British historian and Churchill biographer Gilbert (Kristallnacht:
Prelude to Destruction, 2006, etc.) explores the great statesman's
early, fervent support of Zionism and wartime pleas to save the
Jews from Nazi persecution. Churchill believed the Jews, thanks to
Moses and the code of conduct he received at Mt. Sinai, "grasped
and proclaimed an idea of which all the genius of Greece and all
the power of Rome were incapable." Continuing his father Randolph's
friendship with prominent British Jews such as Lord Rothschild,
Churchill, as a young MP in 1904, became a vocal critic of the
Aliens Bill restricting Jewish immigration from Tsarist Russia. As
Home Secretary, he dispatched troops to restore order after the
pogrom at Tredegar, South Wales. Early on, he became friendly with
the one who would most shape Zionist policy, Chaim Weizmann, the
Manchester chemist whom he enlisted during World War I to
manufacture explosives for British ammunition. While supporting the
Balfour Declaration, Churchill was deeply wary of Bolshevism as
representing the "bad" Jews. Indeed, he hoped that Zionism would
work to counterbalance Jewish Bolshevik sympathies.
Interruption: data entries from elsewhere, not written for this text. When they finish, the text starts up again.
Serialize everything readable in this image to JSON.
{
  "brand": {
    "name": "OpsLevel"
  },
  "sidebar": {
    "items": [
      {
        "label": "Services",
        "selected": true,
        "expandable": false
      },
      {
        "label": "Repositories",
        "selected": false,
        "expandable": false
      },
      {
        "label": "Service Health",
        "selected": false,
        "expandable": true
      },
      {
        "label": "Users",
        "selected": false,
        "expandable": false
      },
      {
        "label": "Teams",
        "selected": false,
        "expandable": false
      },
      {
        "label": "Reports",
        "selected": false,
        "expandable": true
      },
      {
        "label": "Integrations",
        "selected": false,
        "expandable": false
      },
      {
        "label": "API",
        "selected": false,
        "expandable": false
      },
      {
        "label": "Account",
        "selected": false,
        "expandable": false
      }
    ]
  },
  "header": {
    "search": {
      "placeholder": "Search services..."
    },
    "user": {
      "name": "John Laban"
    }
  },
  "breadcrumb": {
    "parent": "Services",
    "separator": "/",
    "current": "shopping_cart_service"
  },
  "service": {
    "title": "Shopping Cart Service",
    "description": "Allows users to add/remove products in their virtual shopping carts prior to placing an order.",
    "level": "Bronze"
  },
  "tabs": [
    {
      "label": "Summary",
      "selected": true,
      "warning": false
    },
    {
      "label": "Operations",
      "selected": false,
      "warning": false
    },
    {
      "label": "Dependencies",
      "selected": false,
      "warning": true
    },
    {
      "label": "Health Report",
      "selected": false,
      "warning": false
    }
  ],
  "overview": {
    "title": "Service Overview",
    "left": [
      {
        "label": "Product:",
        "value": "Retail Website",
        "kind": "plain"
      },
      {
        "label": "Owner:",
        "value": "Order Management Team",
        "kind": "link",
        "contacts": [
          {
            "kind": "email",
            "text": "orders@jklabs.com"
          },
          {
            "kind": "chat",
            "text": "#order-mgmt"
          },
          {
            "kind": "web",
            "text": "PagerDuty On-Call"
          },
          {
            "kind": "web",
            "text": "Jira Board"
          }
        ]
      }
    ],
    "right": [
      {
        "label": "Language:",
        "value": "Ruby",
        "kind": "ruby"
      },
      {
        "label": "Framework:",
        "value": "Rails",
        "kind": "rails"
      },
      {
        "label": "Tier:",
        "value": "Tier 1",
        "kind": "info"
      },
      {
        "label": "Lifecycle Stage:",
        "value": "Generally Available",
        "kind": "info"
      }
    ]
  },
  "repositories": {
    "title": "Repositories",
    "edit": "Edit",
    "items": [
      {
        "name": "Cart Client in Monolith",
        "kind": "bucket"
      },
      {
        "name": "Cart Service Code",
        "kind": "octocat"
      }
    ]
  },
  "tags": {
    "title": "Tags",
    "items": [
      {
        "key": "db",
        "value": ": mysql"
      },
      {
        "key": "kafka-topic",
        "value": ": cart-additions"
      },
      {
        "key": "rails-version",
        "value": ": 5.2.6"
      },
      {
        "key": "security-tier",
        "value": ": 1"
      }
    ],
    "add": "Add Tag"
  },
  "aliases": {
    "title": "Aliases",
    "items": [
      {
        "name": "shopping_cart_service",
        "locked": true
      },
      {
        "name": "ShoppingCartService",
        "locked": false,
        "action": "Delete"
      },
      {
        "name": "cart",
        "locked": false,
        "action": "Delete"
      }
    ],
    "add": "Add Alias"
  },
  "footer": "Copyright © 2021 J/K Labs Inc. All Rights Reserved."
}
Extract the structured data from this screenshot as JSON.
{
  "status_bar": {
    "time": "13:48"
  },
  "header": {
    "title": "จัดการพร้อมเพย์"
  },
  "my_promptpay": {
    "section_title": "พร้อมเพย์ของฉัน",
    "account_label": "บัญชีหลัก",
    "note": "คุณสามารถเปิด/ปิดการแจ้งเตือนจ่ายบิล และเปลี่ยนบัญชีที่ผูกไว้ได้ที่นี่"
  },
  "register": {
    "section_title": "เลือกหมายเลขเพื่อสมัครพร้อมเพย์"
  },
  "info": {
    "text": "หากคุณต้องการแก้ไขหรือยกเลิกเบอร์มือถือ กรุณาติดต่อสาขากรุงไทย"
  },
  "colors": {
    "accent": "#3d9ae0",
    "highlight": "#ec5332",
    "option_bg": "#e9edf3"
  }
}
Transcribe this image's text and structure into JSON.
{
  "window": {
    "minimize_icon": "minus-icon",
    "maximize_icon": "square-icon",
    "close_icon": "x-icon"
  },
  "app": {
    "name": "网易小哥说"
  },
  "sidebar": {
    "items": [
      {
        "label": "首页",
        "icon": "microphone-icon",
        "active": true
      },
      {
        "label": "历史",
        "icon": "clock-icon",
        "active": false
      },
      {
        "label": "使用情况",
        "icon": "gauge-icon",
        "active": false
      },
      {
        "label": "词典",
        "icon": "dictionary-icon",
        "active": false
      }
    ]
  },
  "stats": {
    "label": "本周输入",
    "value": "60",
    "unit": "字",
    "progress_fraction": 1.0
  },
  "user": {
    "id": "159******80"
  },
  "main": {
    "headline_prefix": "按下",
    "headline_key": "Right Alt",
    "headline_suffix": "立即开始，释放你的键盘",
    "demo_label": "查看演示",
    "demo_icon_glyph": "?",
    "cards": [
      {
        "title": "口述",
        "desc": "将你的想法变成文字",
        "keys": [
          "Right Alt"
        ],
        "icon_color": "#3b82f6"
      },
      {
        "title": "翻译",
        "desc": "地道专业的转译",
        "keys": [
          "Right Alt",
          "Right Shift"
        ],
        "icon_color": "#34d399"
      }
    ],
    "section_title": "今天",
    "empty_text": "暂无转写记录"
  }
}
Churchill
visited the Holy Land, excoriated Islam as a "retrograde force" and
lobbied against restricting Jewish immigration to Palestine,
especially as Arab resistance grew and Nazi persecution of the Jews
gained force. Regarding the rise of the Nazis, Churchill
demonstrated extraordinary prescience as early as 1933 and
continually warned in speeches and writings of the impending
menace. He led the debate against Partition and called the
MacDonald White Paper (devising a policy in Palestine of permanent
Arab majority) a "shameful act of appeasement." Gilbert diligently
pursues Churchill's attempts to save Jews throughout the war, his
disillusionment with Jewish terrorism and failure to bring up the
future of Palestine at Potsdam. The author masterfully sketches the
evolution of Israel through a long, difficult British Jewish
process of conception.Gilbert's deep, lifelong scholarship and
knowledge of his subject lend his book both authority and
accessibility. (Kirkus Reviews)
CHURCHILL AND THE JEWS covers the whole life of this greatest of
Britons -- from his youth, when he was shocked by the anti-Semitism
displayed during the Dreyfus Affair, to his last meeting with David
Ben-Gurion in 1960, when he gave Ben-Gurion an article he had
written about Moses. In the intervening years, during which
Churchill cemented his place in history, his affinity with the Jews
remained undimmed, even though his championing of Zionist issues
and interests was often like a red rag to the bull of the British
Establishment. One of those closest to Churchill once confided to
the author that "Winston had one fault -- he was too fond of Jews."
What does this mean? How did this fondness manifest itself?
Exploring all aspects of his life and career, CHURCHILL AND THE
JEWS sheds new light on a key figure of the twentieth century and
how his attitudes affected not just the prosecution of the Second
World War but the establishment of a Jewish state that followed it.